On the 11th we all made the long cross-country ski to the edge of the Flood Glacier and pitched camp on a snow dome that projected out from the edge of the icecap. Any further hope of climbing was blotted out by a new storm, and as scud clouds screened our last view of the spectacular walls of Kate’s Needle and the Flood Glacier cirque, we shouldered heavy packs and began the trudge down to the level ice of the glacier floor. The route then followed the center of the Flood and along a final tangle of moraine, ponds, forest and brush to the sandbars along the Stikine. Most eventful were a swim and the rigging of a pulley system to ferry our loads across a deep stream. On the 14th the river boat swung into sight, and soon we were on our way to Wrangell.
Summary of Statistics
Area: Coast Range on the boundary between Alaska and British Columbia, west of the Stikine River.

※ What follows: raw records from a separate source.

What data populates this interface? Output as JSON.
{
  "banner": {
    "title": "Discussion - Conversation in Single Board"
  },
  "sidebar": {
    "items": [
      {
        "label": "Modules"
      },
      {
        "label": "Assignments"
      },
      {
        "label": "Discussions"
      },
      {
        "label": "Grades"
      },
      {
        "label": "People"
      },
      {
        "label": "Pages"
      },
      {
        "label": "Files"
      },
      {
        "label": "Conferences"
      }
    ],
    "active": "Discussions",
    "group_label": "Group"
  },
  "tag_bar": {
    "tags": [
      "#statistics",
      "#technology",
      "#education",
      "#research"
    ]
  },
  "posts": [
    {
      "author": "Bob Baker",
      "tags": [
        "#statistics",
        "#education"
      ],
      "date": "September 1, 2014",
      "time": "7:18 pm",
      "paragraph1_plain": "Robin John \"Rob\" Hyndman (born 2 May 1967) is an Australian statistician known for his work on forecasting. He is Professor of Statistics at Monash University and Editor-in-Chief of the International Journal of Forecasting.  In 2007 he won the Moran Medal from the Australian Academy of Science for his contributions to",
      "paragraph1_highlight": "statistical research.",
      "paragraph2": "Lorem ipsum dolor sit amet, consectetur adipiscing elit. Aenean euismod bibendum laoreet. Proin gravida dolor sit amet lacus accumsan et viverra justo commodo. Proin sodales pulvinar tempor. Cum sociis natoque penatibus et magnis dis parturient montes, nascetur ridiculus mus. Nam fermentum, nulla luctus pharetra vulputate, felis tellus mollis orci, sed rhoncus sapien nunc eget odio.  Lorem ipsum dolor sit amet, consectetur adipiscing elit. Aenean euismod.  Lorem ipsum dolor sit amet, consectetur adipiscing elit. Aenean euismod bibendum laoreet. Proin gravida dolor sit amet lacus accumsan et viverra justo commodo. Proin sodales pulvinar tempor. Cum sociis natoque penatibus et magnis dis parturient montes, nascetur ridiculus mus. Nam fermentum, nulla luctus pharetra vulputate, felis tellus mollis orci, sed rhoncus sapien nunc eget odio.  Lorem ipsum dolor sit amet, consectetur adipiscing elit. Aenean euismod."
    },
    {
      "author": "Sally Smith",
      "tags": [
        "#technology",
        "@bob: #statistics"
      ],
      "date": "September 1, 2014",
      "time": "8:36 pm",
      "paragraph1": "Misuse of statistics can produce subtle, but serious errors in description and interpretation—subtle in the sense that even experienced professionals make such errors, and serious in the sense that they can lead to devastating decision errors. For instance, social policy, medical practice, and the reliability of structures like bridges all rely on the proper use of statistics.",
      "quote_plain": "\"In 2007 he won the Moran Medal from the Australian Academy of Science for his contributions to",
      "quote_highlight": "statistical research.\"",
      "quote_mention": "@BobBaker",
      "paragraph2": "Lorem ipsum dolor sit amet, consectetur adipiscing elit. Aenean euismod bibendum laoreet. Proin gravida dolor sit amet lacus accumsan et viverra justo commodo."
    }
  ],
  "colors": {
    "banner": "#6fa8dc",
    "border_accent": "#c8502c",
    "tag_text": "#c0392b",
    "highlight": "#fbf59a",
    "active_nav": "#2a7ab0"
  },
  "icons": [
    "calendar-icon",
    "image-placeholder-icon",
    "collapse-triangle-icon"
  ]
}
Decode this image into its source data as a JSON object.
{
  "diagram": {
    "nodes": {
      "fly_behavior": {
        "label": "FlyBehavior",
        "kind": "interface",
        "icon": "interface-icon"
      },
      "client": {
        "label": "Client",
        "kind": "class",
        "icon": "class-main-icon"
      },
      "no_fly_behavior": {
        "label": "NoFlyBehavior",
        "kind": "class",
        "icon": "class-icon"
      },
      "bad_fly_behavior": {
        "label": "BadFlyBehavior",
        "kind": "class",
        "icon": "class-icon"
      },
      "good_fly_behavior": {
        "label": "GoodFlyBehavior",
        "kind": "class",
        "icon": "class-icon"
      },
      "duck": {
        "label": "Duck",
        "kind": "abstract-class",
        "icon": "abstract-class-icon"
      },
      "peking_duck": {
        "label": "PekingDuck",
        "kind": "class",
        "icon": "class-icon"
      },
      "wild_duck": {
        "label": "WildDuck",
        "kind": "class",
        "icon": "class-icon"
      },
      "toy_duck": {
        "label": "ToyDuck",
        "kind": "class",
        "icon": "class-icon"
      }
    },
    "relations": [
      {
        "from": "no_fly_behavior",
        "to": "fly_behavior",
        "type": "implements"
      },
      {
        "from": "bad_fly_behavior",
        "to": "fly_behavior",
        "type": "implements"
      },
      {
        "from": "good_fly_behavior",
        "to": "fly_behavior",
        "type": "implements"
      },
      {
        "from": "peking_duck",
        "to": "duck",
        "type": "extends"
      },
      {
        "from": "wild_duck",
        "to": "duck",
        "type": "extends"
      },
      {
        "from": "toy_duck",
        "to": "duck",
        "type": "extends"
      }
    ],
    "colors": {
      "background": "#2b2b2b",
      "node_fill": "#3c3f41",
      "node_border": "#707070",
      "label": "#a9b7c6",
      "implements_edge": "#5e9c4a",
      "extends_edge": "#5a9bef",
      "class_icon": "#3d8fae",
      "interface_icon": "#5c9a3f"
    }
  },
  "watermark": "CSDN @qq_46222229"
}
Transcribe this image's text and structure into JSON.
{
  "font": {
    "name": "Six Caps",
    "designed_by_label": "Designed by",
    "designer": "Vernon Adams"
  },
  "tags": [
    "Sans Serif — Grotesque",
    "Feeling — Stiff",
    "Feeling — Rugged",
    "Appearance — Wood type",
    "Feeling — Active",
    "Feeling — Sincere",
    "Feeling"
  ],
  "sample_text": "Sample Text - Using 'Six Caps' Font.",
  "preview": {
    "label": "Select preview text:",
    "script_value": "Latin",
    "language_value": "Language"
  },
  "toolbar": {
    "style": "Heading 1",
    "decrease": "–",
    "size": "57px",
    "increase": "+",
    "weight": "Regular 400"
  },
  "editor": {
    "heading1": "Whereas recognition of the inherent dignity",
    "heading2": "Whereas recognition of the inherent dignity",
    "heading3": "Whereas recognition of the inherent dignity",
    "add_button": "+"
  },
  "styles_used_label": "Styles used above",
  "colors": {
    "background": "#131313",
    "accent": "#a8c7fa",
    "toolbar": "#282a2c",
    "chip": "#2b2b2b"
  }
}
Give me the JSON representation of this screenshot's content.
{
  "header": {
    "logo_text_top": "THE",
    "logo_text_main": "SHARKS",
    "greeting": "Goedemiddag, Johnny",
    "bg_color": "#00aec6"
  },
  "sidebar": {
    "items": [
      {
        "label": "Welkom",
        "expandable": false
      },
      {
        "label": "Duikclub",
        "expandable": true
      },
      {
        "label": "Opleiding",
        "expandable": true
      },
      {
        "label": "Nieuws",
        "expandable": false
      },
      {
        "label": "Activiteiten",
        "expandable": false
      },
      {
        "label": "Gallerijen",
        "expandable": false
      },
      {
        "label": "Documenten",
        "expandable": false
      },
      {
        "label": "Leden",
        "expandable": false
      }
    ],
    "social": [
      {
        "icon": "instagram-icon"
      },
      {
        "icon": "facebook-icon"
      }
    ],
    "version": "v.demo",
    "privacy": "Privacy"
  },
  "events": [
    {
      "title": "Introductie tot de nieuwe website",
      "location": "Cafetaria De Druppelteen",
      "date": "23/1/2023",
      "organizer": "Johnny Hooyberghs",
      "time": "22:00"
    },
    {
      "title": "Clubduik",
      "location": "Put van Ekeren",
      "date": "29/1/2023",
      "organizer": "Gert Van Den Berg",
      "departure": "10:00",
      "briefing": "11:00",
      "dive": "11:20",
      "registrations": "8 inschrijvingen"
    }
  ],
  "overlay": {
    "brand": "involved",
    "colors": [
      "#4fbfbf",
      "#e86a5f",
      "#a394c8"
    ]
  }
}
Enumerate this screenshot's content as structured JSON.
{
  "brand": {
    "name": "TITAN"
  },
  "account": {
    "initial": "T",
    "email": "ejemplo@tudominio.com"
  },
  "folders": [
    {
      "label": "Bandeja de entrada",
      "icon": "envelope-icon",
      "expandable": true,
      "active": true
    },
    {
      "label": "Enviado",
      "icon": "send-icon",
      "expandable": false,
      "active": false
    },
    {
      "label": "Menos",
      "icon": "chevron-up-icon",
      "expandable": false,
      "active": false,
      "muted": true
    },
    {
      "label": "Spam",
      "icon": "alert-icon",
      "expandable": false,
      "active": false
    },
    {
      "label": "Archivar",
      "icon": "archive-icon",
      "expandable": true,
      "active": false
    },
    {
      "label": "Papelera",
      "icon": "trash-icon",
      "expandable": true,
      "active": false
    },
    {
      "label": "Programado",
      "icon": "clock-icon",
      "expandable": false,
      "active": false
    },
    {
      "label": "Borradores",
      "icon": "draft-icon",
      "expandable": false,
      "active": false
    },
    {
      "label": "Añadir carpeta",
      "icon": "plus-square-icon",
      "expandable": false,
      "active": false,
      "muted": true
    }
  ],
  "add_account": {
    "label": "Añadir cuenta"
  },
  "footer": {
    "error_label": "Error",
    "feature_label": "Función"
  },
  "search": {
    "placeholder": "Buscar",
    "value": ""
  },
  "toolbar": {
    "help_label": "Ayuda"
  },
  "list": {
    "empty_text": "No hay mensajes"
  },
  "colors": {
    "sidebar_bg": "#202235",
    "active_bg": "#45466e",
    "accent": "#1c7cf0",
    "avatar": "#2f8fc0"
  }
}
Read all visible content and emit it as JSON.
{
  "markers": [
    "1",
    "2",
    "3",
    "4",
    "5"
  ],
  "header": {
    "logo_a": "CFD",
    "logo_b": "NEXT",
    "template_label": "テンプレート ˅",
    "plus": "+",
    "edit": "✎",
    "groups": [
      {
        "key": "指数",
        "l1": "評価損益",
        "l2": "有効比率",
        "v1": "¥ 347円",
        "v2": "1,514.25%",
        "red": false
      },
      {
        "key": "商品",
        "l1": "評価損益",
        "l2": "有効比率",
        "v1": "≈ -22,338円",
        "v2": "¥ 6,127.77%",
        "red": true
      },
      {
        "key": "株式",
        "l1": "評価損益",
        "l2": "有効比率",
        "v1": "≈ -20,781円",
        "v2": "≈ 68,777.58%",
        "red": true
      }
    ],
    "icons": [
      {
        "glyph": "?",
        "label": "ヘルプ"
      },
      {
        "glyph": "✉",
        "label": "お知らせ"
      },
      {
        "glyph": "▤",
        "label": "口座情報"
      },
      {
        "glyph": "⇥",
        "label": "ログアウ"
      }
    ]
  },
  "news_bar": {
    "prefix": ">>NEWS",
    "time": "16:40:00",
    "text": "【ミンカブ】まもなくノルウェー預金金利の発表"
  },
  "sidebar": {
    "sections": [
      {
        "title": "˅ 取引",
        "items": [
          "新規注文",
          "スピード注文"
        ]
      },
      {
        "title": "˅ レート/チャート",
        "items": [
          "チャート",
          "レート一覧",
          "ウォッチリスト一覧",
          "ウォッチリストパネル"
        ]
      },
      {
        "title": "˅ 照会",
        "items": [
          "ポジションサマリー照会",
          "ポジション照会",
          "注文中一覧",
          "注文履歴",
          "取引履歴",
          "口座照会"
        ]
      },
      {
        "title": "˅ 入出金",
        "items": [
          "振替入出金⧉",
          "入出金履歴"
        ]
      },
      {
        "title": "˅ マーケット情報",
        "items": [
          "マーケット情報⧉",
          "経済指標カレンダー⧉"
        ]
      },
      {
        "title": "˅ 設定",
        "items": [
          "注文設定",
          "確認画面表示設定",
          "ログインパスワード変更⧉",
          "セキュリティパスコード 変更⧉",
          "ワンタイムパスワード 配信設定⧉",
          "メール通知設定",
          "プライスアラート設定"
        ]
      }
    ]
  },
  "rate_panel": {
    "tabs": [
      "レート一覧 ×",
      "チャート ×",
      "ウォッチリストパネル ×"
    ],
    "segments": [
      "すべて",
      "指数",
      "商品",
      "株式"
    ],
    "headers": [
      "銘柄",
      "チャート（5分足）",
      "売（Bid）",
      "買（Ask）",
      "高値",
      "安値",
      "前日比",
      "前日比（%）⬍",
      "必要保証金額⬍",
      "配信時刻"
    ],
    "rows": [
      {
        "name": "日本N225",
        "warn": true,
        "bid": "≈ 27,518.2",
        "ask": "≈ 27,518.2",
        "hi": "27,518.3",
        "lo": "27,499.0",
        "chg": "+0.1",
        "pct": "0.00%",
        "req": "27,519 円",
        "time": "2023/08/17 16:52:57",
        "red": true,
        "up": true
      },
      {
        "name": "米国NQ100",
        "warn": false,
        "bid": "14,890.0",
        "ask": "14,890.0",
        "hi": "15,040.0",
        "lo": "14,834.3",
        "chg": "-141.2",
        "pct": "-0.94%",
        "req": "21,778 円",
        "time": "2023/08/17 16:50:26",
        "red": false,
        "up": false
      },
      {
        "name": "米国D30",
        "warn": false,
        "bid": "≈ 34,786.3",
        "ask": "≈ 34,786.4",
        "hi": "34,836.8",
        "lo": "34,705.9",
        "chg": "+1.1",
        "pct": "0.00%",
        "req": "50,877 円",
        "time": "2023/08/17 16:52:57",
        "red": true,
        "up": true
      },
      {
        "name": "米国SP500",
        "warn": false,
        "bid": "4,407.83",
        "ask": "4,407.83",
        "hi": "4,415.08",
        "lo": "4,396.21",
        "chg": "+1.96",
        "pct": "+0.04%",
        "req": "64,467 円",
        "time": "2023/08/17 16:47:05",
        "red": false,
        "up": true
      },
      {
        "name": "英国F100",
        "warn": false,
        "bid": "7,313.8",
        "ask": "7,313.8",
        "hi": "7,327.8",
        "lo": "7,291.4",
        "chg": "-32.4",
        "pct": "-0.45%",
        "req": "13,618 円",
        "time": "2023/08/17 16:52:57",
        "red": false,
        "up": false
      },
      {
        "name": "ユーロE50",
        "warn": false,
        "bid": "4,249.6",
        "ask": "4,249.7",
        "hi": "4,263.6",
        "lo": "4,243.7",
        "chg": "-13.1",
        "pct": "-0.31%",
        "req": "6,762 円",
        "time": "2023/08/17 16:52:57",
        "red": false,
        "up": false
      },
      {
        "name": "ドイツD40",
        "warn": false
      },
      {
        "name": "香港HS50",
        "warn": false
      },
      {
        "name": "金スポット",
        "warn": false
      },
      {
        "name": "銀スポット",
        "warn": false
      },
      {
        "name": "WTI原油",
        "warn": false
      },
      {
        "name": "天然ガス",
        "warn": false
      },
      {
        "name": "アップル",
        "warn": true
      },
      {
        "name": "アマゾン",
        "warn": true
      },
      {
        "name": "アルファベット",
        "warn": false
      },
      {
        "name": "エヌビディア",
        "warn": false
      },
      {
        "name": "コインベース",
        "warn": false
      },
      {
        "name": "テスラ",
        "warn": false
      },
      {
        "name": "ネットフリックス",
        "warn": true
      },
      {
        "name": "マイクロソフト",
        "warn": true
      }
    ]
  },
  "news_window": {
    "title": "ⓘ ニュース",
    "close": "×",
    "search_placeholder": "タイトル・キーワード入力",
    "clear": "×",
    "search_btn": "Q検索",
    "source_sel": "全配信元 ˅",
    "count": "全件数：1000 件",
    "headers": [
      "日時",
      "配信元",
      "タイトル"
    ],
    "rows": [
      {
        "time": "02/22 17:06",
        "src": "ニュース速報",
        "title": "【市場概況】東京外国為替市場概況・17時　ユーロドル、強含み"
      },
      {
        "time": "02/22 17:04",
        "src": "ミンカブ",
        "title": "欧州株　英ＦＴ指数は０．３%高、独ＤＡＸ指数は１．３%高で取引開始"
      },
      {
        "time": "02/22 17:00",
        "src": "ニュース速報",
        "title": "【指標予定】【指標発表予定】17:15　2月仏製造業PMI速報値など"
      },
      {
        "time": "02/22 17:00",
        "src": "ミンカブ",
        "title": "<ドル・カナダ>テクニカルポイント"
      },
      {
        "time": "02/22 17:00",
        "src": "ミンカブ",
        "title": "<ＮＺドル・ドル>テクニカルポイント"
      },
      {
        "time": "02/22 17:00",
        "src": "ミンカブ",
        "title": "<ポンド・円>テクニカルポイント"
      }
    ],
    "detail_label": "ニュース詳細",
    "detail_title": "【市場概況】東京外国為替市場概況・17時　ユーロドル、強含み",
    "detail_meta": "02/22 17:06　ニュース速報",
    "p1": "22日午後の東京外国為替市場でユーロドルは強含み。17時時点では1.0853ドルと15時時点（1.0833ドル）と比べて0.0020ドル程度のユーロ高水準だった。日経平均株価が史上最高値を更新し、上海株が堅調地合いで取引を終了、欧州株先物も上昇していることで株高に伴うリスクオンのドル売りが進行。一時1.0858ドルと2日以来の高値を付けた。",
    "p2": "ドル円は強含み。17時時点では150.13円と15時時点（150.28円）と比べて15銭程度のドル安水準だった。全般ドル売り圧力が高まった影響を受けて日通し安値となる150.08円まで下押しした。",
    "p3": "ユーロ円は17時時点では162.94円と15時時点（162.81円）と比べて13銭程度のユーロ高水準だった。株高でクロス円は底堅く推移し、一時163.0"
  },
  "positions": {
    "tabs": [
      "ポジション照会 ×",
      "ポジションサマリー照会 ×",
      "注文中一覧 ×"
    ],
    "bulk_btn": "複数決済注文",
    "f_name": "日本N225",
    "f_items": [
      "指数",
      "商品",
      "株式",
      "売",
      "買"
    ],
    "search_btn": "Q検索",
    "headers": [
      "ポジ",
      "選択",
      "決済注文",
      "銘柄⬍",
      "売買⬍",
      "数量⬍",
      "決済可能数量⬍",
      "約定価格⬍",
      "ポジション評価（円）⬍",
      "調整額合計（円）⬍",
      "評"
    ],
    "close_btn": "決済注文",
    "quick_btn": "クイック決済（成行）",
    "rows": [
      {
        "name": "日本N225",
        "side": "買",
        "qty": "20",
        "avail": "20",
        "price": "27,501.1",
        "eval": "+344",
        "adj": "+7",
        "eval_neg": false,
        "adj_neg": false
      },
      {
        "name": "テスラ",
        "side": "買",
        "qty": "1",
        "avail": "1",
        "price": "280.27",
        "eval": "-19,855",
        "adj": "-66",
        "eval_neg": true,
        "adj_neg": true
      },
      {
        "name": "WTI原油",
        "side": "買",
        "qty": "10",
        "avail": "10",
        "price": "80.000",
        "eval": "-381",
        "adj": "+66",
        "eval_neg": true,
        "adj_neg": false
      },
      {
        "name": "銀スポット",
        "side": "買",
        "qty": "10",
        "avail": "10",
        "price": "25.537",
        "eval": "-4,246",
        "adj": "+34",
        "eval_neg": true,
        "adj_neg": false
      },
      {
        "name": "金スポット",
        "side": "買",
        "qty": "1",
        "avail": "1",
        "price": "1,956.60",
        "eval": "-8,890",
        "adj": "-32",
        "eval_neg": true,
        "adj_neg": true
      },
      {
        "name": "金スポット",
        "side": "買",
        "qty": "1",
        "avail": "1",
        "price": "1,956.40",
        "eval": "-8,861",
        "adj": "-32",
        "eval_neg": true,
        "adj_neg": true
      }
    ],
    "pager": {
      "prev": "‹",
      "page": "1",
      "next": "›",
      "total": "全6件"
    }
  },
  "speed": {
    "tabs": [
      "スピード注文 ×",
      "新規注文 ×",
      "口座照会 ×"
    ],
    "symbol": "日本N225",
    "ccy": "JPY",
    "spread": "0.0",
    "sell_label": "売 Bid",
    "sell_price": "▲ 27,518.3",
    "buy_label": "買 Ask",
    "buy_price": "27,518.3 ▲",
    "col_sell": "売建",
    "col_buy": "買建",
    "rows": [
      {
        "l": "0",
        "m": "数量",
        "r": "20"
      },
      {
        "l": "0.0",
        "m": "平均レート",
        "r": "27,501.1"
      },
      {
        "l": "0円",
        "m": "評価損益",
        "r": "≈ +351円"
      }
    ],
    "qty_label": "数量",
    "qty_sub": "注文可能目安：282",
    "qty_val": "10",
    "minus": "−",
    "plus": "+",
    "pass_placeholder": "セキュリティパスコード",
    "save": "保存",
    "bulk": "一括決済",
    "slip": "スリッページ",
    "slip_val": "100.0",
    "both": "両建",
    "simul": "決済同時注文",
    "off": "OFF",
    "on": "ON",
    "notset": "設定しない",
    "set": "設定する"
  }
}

First Ascents: Mussell Peak, 10,260 feet, August 2 (Kor, Mather); Mount Ratz, 10,290 feet, August 2 (Beckey, Davis); Burkett Needle, c. 8500 feet, August 9 (Davis, Kor).
Personnel: Fred Beckey, Daniel Davis, Layton Kor, Henry Mather.
*Part I was published in the A.A.]., 1947, 6:3, pp. 269 to 277 and recounts Beckey’s expedition to this region in 1946, when Kate’s Needle and Devil's Thumb were first climbed. — Editor.